İslami mücadele yolunda izzetle yürüyen, İslam düşmanlarına boyun eğmeyen ve bu duruşunu muhafaza eden Müslümanlara, meleklerin imrendiğine ve onların başarısı için hep dua ettiğine inanıyoruz. Mücadele yolundaki zorluklar karşısında gevşek düşen ve mücadeleyi sürdürme azmini gösteremeyen insanların da, kararlı ve azimli Müslümanların bereketiyle ayağa kalkacaklarını ve içine düştükleri halden bir an önce kurtulacaklarını ümit ediyoruz. “Her insan, öldüğü hal üzere dirilecektir.” Allah (cc)’ın razı olmadığı bir hal üzere ölmemek için, bir bütün olarak hayırlara sarılma konusunda, aceleci olmamız gerekmektedir. Azmimizi daha bir pekiştirip, Allah’ın (cc) dinine ve Müslümanlara en güzel bir şekilde hizmet için aziz davaya sarılma zamanıdır.
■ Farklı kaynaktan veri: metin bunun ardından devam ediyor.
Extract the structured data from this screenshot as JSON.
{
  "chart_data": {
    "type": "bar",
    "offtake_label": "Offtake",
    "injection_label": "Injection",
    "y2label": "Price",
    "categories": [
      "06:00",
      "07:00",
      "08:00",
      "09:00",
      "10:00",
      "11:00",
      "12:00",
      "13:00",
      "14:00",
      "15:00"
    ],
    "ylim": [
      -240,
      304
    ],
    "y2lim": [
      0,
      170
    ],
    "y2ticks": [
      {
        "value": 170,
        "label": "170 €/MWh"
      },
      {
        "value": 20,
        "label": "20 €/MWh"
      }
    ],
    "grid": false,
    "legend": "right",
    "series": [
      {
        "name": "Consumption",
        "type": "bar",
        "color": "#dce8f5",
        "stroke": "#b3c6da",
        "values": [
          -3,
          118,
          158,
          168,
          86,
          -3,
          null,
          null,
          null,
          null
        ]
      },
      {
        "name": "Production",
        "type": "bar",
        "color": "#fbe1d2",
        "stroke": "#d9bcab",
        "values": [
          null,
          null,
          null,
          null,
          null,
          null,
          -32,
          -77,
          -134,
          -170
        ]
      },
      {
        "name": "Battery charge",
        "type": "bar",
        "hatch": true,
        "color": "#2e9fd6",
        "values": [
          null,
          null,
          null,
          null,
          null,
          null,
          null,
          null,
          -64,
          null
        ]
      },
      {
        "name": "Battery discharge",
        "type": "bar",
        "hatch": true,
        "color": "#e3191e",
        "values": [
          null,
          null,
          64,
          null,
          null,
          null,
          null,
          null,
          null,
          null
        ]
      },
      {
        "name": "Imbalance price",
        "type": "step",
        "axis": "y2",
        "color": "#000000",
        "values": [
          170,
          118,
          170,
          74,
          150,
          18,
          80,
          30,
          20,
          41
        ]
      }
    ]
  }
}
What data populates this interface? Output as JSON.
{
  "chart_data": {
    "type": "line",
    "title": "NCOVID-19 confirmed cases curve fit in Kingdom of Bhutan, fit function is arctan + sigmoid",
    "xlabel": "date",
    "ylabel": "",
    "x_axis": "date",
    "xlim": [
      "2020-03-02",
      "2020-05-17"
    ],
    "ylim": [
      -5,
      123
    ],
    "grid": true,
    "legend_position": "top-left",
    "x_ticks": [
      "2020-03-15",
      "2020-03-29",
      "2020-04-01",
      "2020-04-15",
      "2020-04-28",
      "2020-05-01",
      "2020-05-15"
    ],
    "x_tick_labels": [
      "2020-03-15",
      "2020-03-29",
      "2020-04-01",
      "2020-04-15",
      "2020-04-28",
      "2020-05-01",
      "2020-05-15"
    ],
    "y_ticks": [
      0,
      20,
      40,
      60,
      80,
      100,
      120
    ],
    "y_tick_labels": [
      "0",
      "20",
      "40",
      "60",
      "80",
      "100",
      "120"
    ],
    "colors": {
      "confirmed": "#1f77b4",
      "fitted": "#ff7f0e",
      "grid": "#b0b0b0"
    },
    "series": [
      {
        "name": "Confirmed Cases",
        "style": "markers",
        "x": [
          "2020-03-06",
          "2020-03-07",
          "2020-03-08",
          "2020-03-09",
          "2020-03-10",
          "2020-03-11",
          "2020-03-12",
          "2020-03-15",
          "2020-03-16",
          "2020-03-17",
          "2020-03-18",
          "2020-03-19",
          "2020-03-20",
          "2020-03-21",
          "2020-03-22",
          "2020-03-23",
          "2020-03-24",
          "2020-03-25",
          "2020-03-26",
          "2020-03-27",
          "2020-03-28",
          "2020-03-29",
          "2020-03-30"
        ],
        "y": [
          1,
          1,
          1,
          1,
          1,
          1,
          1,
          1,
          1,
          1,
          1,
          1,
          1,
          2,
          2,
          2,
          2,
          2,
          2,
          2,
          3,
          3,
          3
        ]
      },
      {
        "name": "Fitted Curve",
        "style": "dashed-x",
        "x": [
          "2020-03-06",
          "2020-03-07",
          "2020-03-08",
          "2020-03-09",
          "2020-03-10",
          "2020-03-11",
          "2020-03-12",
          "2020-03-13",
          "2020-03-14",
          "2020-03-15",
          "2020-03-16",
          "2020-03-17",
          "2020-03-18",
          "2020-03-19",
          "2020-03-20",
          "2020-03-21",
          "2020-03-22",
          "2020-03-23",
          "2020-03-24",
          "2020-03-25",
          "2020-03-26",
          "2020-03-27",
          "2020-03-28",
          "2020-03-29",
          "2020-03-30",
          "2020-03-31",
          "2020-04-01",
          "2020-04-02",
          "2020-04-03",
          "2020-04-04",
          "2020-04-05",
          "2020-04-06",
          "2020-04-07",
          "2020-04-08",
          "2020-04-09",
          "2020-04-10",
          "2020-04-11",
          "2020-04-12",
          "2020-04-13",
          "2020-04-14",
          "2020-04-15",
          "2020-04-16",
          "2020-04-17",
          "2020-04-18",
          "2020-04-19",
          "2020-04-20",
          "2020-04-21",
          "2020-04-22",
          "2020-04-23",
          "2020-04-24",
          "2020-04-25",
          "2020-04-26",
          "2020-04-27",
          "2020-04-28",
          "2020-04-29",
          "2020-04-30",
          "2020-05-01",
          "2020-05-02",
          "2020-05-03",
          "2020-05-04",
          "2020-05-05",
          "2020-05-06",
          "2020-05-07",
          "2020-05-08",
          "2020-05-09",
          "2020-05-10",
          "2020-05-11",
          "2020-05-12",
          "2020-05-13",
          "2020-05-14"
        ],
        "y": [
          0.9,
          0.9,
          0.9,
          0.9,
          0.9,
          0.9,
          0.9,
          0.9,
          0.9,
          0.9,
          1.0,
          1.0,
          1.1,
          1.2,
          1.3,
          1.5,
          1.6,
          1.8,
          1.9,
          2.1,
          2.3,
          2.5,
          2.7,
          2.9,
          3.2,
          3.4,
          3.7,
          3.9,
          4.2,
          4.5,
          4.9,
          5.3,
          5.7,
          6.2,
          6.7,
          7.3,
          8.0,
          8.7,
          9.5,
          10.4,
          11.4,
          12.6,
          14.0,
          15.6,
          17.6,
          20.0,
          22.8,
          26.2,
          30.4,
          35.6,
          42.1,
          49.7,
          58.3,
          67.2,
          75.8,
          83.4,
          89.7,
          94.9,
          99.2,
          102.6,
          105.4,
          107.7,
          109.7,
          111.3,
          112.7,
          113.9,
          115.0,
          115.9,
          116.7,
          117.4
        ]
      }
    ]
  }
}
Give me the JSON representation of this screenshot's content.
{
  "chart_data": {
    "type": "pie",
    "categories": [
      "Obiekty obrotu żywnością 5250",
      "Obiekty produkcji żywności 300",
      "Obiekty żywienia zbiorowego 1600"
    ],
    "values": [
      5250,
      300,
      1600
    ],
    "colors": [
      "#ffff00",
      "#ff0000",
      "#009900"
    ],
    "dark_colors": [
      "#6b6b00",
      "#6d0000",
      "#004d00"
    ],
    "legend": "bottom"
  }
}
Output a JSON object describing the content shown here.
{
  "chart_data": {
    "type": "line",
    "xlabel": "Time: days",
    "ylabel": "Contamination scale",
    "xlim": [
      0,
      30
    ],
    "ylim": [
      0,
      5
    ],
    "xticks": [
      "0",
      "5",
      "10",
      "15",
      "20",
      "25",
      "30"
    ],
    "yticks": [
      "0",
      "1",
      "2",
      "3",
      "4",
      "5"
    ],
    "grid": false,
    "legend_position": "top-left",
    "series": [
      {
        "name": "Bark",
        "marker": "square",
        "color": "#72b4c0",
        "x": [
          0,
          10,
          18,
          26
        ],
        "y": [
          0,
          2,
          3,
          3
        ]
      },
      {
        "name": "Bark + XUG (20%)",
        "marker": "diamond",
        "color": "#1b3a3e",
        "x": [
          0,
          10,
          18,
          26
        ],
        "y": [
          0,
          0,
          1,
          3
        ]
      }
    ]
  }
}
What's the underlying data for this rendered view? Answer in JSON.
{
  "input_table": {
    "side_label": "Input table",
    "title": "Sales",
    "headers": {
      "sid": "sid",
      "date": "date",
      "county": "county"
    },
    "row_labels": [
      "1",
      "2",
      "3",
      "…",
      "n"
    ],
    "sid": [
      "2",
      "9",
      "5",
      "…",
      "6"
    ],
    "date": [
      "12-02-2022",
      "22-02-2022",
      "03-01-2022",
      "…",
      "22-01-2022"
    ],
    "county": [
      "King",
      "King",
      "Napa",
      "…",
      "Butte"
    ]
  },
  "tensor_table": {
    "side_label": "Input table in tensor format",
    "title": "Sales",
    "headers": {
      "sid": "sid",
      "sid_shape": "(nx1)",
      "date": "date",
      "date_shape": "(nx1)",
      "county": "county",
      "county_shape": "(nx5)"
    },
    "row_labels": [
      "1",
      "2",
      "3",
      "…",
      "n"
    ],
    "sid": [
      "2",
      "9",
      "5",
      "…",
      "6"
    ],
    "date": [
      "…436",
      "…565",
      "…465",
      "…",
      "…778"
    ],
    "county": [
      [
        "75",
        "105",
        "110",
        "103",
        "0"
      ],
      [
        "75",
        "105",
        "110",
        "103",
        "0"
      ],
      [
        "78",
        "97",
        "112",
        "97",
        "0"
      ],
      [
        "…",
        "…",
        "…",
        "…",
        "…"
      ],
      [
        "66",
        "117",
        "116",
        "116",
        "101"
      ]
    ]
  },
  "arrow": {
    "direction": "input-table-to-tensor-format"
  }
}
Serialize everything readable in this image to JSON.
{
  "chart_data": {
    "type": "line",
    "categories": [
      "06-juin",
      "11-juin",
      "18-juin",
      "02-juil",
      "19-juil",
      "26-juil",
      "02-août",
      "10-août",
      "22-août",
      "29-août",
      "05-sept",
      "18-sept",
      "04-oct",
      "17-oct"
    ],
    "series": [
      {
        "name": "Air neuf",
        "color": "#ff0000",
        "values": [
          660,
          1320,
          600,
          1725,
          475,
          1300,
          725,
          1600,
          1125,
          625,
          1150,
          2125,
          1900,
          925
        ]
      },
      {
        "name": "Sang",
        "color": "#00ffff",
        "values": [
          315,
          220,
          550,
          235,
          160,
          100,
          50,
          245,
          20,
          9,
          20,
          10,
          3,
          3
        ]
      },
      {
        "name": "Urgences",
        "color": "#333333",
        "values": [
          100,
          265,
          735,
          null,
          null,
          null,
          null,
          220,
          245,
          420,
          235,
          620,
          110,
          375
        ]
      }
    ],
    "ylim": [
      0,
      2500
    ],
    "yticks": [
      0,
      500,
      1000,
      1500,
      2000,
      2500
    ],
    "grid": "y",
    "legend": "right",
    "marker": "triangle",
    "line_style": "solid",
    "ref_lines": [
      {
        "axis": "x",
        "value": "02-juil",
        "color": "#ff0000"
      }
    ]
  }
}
Rabbim, kalplerimizi ve ayaklarımızı mücadele yolunda sabit tutsun, bizlere başarılar ve zaferler lütfetsin. İş yapan kardeşlerimizi korusun, gevşeyen kardeşlerimizi gayrete getirsin, uzaklaşmış kardeşlerimizi hizmetin içine soksun. Vefat edenlerimizin kabirlerini cennet bahçelerinden bir bahçe kılsın ve bizleri cennetlerinde yan yana getirsin.
Allah (cc)’a emanet olun. Allah yar ve yardımcımız olsun. Bizi dualarınızdan mahrum etmeyin.